One of the biggest changes that you can make to a kitchen is changing the countertop. It’s important to purchase one that provides you with the feel and style you want, one that you are comfortable with its durability and maintenance and one that is available at the price you want to pay. These are some of our favorite options and some of their pros and cons:

1. Laminate- Laminate is available in many colors and varieties some with beveled or premium edges. They are frequently less expensive and the backsplash and countertop can be one piece. They however can be scratched and damaged relatively easily and they are not very durable under hard usage.
2. Wood- If you are looking for a particularly warm feel to your kitchen, wood may be the best choice for you. Wood surfaces change with age and require regular maintenance especially near the sink. They are easily damaged by heat and long standing water.
3. Stainless Steel- Stainless Steel can provide you with a contemporary or industrial look. It is durable and easy to maintain and clean, but it does scratch. The price depends on intricacy of desired countertop and the finish of the steel.
4. Concrete- Concrete is being used more frequently as a counter material. It can be colored, molded, inlaid with alternate materials and imprinted with different textures. Concrete can be very low cost if built in place. The size and amount of gravel changes the texture dramatically. Concrete is easily cleanable but does require some protection from acidic and hot materials.
5. Tile- Tile countertops provide you with a wide array of material, sizes, shapes and patterns for your countertop options. Tile is less expensive than it was in the past, but the grout requires regular sealing. The tile durability depends on the tile type; glass tiles are less durable than ceramic or porcelain tiles.
6. Solid Surface- Solid surface countertops are made of Poly acrylic vinyl and resins and can be molded into any shape.
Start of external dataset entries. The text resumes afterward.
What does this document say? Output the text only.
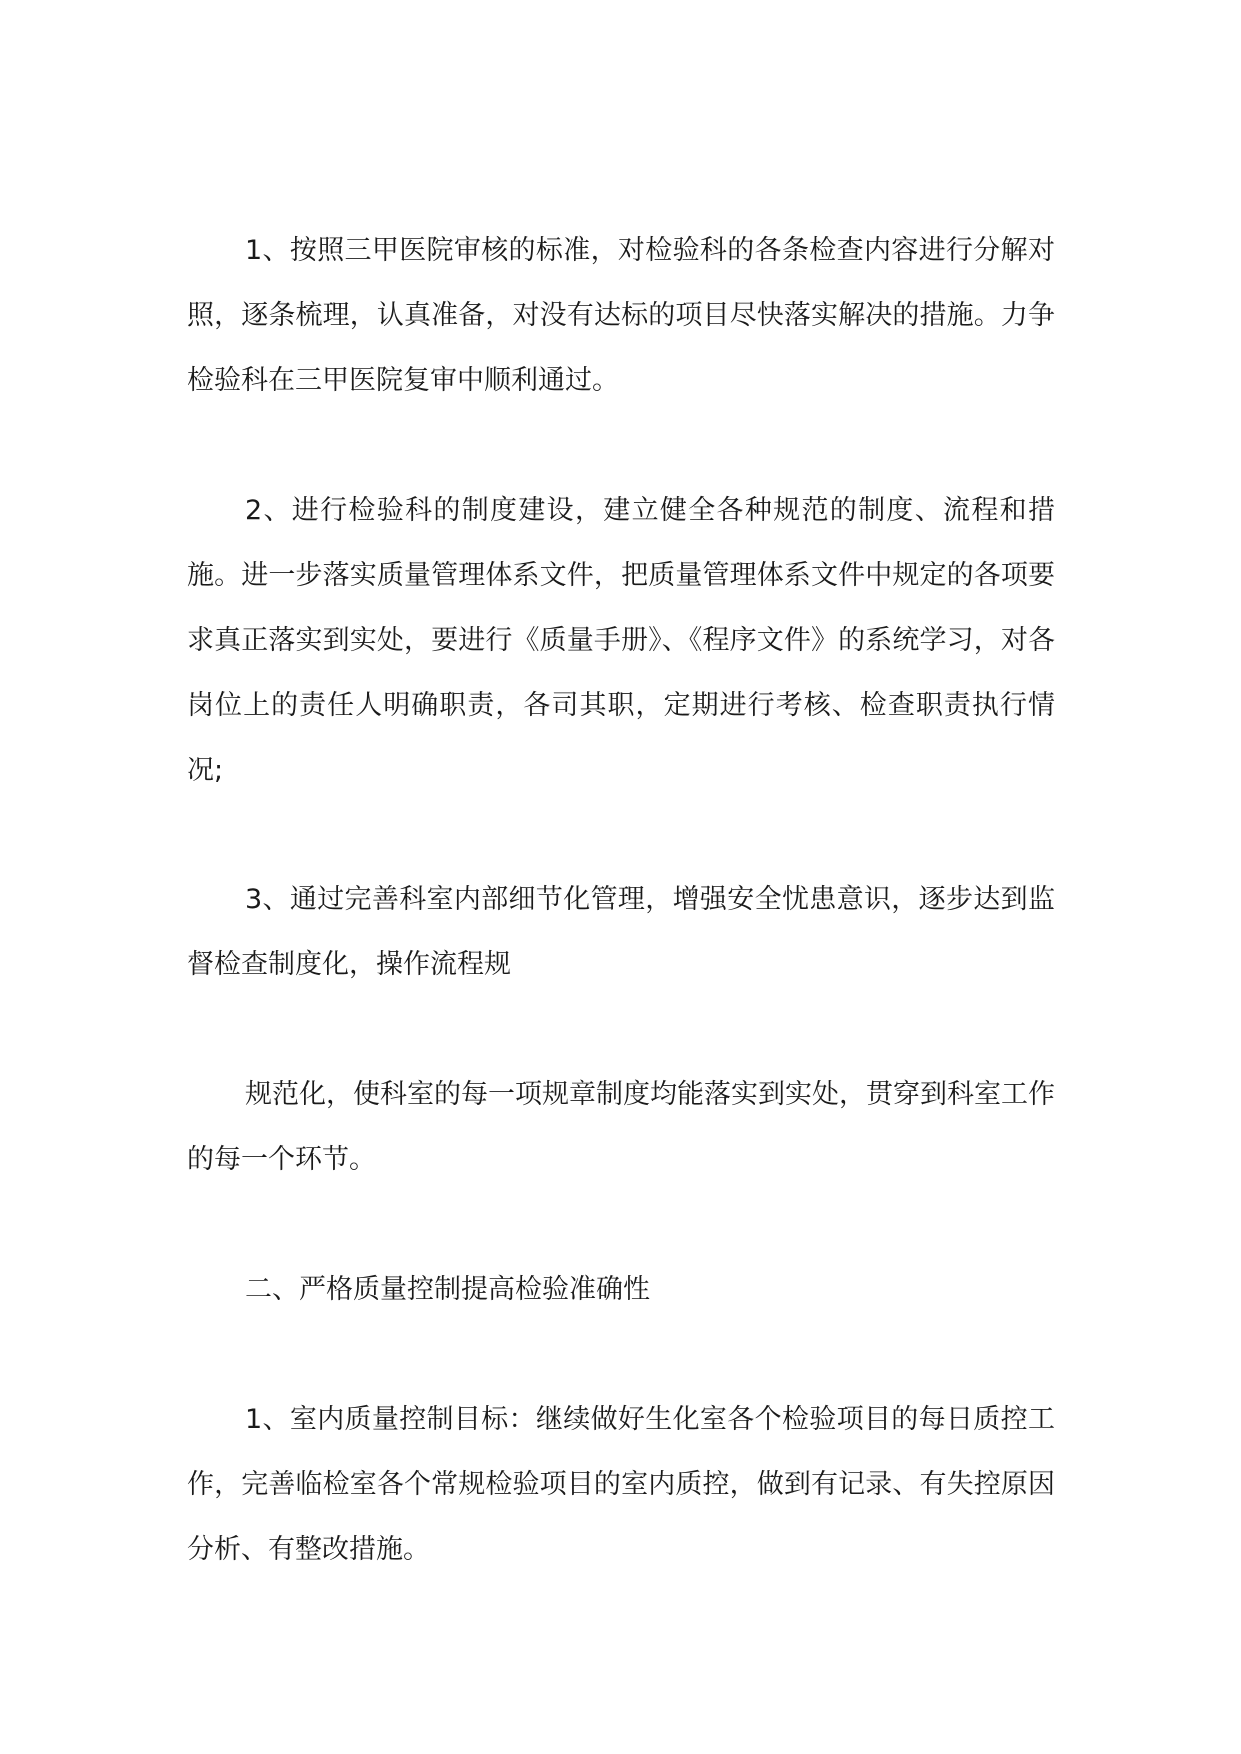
1、按照三甲医院审核的标准，对检验科的各条检查内容进行分解对照，逐条梳理，认真准备，对没有达标的项目尽快落实解决的措施。力争检验科在三甲医院复审中顺利通过。

2、进行检验科的制度建设，建立健全各种规范的制度、流程和措施。进一步落实质量管理体系文件，把质量管理体系文件中规定的各项要求真正落实到实处，要进行《质量手册》、《程序文件》的系统学习，对各岗位上的责任人明确职责，各司其职，定期进行考核、检查职责执行情况;

3、通过完善科室内部细节化管理，增强安全忧患意识，逐步达到监督检查制度化，操作流程规

规范化，使科室的每一项规章制度均能落实到实处，贯穿到科室工作的每一个环节。

二、严格质量控制提高检验准确性

1、室内质量控制目标：继续做好生化室各个检验项目的每日质控工作，完善临检室各个常规检验项目的室内质控，做到有记录、有失控原因分析、有整改措施。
They can scratch, melt and stain, but unless the damage is severe it can be easily repaired. They are available in sheens from matte to high gloss and generally have a consistent, even tone. They have many unique edging and sink options available.
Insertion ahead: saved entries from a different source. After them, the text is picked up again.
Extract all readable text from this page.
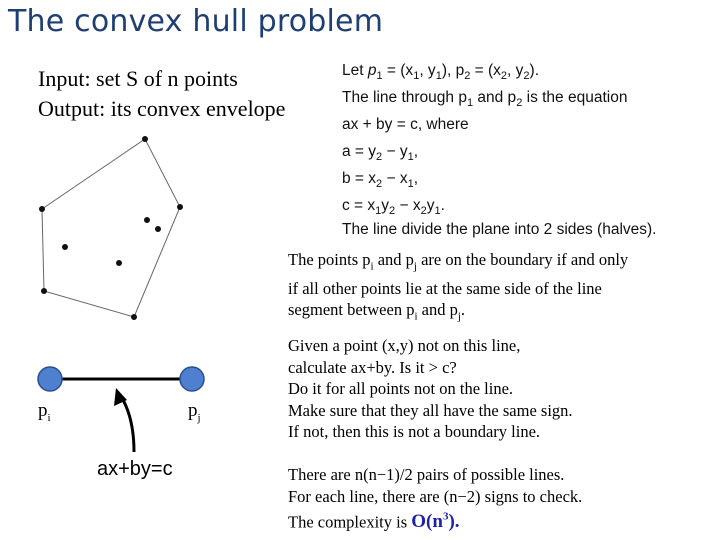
The convex hull problem
Input: set S of n points
Output: its convex envelope
Let $p_1 = (x_1$, $y_1$), $p_2 = (x_2$, $y_2$).
The line through $p_1$ and $p_2$ is the equation
ax + by = c, where
$a = y_2 - y_1$,
$b = x_2 - x_1$,
$c = x_1y_2 - x_2y_1$.
The line divide the plane into 2 sides (halves).
The points $p_i$ and $p_j$ are on the boundary if and only
if all other points lie at the same side of the line
segment between $p_i$ and $p_j$.
Given a point (x,y) not on this line,
calculate ax+by. Is it > c?
Do it for all points not on the line.
Make sure that they all have the same sign.
If not, then this is not a boundary line.
There are n(n−1)/2 pairs of possible lines.
For each line, there are (n−2) signs to check.
The complexity is $O(n^3)$.
$p_i$	$p_j$
ax+by=c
7. Quartz and Engineered Stone-Quartz and engineered stone surfaces are hard to damage due to their composition- 90% natural stone crushed to specific size mixed with resin and pigment. More colors and variations of color, texture and edges are available all the time. These surfaces are hard, strong and stain proof and their seams are barely visible.
8. Granite- Granite countertops are made from the stone in its natural form. Each piece will be unique. They are hard to damage, but it does require maintenance. The price often depends on the specific stone you pick.
9. Marble- Marble has been used for many years in Europe and more recently in the US. Marble is more porous and will patina with age. It does stain easily and will show marks of time, but sealers and speedy cleaning can help protect the surface.
10. Soapstone- Soapstone is an alternative natural stone countertop and comparable in price to other natural stone countertops. It is typically blue to green or gray in the color spectrum. Maintaining with the recommended mineral oil ensures even darkening, but is not necessary. It is not easily stained or harmed by heat or chemicals and is available in a variety of textured surfaces.